Last week Switzerland ended their peg to the dollar and Euro causing their currency to go up in value over 50% in a matter of hours. This hurt Swiss exports, but it was better than the currency tax of staying pegged to the Euro at a time when the EU was about to announce massive ‘quantitative easing’. When you print fiat money from thin air it devalues the currency, which is good for those carrying big debts, but is devastating for pensioners… its directing inflation to the most vulnerable and being able to avoid even calling it inflation because inflation of the monetary supply is called quantitative easing rather than a devaluation of the currency.
So today the EU announced they will be printing $80 Billion dollars a month in funny money fiat currency backed by nothing… the EU will be using this $80 Billion per month to buy ‘assets’ meaning the debt contracts of European banks so as to float them and have the tax payers buy all the bad debts from the banks in the idea that if the tax payer prints money to buy bad debts from banks, then the banks will be more solvent to enter more profitable business activities and some economic activity will trickle down to main street.
Its social credit welfare for banksters, and austerity for the working middle class who have to pay for supporting the 1% gambling habits.
The Bank of Canada with its interest rate cut was aiming to devalue the Canadian dollar at a time when the EU was ramping up the printing press thereby devaluing their own currency.
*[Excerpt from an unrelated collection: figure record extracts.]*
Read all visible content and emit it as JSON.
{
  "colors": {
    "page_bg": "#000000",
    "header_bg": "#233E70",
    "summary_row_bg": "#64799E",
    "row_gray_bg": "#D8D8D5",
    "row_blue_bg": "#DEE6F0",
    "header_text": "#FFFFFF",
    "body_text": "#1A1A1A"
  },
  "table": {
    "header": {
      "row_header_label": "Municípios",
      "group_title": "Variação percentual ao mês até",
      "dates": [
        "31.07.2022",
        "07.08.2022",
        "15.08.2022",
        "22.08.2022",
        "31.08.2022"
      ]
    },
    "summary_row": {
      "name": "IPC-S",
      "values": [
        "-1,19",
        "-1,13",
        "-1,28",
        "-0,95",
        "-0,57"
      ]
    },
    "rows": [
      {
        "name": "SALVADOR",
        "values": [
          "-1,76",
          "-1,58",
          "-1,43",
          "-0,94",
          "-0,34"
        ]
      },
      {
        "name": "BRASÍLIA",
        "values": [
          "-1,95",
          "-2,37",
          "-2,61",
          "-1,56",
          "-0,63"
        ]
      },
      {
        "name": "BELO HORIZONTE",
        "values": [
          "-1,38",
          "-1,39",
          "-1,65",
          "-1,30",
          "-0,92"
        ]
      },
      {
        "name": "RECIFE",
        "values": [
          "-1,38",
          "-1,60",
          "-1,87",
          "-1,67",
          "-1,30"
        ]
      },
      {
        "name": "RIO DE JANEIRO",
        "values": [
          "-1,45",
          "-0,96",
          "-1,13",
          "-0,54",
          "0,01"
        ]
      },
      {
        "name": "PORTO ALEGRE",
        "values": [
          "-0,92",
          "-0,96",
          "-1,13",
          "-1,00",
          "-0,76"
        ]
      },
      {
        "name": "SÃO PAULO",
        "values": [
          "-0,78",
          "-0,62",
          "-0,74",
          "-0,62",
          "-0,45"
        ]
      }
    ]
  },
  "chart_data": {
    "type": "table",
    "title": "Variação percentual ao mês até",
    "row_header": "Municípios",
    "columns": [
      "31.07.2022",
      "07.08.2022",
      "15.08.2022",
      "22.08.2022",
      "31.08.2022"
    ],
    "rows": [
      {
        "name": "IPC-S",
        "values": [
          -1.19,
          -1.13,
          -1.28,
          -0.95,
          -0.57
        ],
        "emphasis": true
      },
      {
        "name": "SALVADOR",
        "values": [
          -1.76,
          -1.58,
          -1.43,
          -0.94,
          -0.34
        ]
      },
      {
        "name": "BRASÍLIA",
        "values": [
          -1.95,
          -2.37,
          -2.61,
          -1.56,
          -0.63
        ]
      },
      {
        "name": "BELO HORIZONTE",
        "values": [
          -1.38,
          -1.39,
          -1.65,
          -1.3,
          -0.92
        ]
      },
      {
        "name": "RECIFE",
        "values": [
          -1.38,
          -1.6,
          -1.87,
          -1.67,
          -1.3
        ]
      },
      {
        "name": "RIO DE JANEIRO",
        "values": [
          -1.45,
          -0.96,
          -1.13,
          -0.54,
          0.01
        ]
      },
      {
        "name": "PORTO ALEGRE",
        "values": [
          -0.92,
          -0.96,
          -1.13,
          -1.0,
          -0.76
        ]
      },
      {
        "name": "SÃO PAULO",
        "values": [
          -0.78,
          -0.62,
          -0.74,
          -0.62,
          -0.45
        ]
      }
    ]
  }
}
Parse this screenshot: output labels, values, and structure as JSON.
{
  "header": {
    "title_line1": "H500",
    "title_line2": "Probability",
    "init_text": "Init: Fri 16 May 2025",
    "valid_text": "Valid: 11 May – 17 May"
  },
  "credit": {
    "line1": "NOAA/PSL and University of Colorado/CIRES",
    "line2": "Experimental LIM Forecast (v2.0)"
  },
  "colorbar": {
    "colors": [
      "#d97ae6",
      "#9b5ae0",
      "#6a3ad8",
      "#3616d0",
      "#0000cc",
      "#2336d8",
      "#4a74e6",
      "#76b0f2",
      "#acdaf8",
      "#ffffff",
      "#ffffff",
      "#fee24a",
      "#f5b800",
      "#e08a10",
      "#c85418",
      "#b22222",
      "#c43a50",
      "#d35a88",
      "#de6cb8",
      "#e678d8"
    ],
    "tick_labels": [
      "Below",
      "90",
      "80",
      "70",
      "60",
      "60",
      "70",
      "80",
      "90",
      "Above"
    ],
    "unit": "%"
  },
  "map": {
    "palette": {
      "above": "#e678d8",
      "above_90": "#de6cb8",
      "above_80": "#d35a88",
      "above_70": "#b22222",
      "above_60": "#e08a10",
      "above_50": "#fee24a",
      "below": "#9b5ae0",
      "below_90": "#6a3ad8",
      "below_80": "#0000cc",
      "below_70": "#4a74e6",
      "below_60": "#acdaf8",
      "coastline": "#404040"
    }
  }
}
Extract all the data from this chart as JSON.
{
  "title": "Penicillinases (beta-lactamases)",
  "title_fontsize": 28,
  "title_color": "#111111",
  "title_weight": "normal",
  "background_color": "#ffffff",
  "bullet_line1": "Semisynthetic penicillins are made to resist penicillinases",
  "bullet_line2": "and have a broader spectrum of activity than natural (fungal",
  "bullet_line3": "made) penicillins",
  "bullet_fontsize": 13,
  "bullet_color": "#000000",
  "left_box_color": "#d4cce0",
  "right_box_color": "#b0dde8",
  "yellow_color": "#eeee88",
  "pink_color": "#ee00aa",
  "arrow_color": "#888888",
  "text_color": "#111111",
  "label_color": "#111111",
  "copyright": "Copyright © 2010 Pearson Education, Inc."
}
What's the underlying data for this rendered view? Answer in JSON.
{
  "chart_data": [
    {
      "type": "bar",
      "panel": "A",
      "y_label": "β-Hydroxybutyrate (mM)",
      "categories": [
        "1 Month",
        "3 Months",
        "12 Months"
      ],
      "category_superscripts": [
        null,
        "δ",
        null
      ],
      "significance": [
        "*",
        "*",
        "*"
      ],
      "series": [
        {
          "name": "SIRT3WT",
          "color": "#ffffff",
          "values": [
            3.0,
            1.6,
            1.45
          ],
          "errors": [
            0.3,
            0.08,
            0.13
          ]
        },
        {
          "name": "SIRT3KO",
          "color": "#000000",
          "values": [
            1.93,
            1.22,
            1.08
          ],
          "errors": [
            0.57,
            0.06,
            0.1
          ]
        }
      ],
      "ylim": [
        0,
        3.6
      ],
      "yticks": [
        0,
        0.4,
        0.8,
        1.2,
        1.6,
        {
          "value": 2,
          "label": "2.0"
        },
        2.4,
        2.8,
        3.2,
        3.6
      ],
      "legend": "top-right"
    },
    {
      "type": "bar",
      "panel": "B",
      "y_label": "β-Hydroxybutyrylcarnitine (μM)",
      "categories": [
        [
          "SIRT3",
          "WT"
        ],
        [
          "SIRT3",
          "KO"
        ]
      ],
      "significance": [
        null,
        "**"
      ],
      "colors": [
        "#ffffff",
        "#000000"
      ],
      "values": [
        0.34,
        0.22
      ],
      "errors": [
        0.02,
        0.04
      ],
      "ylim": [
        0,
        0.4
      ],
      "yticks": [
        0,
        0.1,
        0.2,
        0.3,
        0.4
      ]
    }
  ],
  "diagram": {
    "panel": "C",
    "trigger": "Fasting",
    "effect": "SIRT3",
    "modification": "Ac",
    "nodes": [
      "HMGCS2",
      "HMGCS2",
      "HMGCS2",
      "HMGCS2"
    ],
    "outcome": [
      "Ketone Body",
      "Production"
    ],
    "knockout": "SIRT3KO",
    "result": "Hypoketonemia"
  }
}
Clearly the goal here is to see who can devalue their currency more to capture export markets. Its not good economic policy at all, but its all Harper knows since becoming Prime Minister.
At a time when Canadians should be putting money into savings that can be used for productive investments, and a time when we have a wave of retirees looking to get a living wage return on their secure bonds… we have a government that is waging a currency war with record low interest rates to prop up banksters that gambled and created a debt ponzi market they can only avoid from popping by devaluing the currency with printing presses that give them access to ever cheaper credit.
This kind of self serving economic policy should be criminal IMO.